Should you fill up now, or wait till the weekend?
Gasoline prices in New Jersey have been shooting higher lately and drivers are trying to figure out what’s going to happen next.
According to Tom Kloza, the global head of energy analysis for the Oil Price Information Service, the recent uptick in the cost of gas only really represents a price wobble.
"You’re really paying for some of the tightness we saw in refining operations at the end of October, but that’s come to an end," he said.
⛽ What's next?
He said for the next few weeks, “you’ll see probably prices will be about where they are or drift down a little bit.”
After that, he said, “it will be much more comfortable as you go into the real holiday shopping season, and then in January demand goes down the toilet and you’ll probably see some price drops then."
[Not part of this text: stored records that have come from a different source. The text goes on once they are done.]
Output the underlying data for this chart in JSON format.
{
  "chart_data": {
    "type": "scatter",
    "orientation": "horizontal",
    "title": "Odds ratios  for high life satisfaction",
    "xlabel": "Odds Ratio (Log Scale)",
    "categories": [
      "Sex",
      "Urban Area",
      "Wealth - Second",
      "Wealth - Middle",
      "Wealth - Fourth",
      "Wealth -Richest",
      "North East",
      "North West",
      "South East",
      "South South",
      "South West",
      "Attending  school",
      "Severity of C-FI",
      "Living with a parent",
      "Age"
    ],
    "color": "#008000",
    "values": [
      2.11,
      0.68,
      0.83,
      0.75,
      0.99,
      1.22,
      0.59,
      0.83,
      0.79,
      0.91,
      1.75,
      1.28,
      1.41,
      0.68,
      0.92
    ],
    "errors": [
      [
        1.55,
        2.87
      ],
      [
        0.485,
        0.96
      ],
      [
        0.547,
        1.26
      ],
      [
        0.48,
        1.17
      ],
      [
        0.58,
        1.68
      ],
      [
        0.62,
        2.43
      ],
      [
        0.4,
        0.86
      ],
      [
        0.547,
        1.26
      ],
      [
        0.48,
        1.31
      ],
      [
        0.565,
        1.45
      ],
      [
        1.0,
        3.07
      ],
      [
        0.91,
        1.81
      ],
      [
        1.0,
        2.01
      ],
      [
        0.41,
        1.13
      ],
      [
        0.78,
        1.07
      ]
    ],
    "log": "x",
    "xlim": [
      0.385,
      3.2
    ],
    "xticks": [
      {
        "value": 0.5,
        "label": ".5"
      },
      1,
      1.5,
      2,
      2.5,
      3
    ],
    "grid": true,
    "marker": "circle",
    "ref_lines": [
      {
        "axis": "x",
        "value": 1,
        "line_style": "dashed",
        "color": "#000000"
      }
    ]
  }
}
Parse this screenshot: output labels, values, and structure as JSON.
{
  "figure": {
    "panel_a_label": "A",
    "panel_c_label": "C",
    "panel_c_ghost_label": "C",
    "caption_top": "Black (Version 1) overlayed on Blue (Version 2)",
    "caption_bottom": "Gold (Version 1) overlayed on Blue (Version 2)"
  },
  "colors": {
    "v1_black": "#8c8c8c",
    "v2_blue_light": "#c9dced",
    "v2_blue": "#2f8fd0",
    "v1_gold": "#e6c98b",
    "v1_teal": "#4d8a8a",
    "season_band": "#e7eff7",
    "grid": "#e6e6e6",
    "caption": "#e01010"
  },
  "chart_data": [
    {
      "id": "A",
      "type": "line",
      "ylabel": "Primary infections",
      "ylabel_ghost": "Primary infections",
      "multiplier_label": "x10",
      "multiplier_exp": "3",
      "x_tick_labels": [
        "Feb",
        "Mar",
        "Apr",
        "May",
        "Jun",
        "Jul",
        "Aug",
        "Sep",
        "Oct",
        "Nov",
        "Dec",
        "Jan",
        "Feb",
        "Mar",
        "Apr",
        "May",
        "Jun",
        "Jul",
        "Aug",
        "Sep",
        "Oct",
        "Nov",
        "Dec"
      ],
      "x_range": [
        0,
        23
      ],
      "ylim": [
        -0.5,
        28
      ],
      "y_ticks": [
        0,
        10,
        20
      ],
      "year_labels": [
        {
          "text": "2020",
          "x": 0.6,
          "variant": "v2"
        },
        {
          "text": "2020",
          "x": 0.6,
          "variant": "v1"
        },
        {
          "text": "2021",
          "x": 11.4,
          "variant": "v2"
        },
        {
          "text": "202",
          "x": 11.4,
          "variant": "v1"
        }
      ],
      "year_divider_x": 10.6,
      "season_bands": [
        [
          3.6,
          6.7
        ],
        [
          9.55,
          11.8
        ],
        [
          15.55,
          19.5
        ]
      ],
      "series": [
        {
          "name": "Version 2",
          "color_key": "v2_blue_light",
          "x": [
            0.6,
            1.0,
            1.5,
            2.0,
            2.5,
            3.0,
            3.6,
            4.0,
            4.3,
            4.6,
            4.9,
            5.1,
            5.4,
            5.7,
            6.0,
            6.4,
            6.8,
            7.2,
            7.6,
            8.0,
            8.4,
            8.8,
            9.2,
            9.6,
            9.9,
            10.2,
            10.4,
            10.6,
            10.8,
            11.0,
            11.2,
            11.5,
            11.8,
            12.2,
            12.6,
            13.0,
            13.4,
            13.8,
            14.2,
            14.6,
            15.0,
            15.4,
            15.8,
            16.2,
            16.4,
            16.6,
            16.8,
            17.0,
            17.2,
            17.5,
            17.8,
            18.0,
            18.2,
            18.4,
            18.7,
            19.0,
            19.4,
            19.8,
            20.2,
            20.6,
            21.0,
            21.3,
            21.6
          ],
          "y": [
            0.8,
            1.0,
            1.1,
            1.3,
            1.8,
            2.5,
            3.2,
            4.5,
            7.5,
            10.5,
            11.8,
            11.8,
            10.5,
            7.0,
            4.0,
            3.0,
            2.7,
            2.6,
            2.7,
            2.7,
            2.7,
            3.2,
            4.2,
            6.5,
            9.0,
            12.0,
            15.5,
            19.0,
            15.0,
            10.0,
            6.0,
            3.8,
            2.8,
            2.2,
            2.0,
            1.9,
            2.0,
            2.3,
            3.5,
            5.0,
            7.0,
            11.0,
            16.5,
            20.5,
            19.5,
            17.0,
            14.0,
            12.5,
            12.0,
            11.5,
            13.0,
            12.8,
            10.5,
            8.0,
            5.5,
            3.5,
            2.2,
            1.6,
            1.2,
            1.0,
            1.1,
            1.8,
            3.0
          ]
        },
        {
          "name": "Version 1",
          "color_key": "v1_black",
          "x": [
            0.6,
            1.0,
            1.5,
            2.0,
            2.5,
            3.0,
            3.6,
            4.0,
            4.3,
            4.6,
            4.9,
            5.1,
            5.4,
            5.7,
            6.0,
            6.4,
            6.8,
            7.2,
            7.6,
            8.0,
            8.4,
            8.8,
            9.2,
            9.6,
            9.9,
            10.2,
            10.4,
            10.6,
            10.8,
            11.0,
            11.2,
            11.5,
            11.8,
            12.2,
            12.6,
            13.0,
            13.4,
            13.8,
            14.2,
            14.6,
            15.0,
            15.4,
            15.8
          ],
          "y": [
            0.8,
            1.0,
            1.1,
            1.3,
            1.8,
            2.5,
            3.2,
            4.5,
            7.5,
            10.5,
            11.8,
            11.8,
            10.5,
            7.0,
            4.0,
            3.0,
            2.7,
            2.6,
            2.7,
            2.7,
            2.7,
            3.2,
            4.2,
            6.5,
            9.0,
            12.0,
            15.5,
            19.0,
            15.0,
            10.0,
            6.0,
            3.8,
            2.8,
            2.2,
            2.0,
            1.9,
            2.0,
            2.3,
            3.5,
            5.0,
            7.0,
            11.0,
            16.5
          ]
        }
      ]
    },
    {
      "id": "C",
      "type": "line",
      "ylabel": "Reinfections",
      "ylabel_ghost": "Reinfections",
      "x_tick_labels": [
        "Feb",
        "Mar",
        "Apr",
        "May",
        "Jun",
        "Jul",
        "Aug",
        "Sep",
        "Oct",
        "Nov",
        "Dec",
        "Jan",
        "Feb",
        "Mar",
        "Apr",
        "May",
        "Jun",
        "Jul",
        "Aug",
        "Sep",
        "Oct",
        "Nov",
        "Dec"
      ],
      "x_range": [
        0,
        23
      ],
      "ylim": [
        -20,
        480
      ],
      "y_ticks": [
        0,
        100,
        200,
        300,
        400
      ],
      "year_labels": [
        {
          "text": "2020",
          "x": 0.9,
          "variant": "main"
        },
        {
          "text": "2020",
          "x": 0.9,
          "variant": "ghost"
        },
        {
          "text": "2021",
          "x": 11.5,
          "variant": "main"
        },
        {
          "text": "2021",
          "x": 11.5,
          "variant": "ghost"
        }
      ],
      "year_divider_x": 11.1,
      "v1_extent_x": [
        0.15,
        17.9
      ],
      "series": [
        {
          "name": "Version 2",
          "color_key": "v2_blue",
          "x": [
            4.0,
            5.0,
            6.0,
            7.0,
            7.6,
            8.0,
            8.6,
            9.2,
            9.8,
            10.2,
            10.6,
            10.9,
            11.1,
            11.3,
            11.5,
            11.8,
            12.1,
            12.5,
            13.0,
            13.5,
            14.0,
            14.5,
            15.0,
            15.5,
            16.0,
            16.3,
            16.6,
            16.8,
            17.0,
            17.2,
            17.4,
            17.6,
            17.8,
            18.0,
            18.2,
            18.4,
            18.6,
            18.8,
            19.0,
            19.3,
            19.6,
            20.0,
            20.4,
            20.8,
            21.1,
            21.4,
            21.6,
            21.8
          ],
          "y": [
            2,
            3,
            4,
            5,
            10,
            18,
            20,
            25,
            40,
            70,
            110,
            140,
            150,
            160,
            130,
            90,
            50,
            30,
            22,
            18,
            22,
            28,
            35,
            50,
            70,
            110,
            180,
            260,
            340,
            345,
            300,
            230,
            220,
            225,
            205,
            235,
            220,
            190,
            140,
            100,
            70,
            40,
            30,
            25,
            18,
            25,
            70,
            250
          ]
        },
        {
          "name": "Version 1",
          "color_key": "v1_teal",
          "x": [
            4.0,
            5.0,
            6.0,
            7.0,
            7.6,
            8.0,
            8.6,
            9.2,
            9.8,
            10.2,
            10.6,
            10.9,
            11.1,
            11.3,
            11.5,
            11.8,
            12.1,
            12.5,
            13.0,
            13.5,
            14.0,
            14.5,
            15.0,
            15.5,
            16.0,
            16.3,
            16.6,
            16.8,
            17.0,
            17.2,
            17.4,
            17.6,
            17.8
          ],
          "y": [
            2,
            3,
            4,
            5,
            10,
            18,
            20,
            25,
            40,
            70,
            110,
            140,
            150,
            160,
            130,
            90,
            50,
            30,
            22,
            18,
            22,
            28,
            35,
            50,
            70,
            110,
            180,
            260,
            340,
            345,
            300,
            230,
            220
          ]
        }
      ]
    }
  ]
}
“Between Thanksgiving and Christmas, it used to be that demand would go up a little bit, but now with people doing online shopping, it doesn’t rev up demand as much for gasoline.
📈 Why have prices been bouncing up and down lately?
He said this is happening because of “the number of people that use it, and really the low inventories that you have of gasoline basically in the country, and particularly in the Northeast. We just don’t have the storage we had 10 or 20 years ago.”
He said capacity these days is very quick to empty and very quick to fill.
“I think we’re in that cycle now where the storage will get filled up and the prices will start coming down, just when people need a little bit more money to spend.”
🔮 Looking down the road
“About 100 days from now we’re going to be able to make a statement we haven’t made for a while, which is I’m paying less for gasoline today than I was a year ago," he said.
“By March of 2023 I suspect we may see a lot of states in the country where prices are cheaper than they were a year ago, gasoline inflation will be tamed.”
Kloza said while gas prices should drift downward, the price of diesel will continue to soar.
“Premium gasoline is kind of in short supply because of some of the components that are necessary to raise octane, so that’ll be expensive.”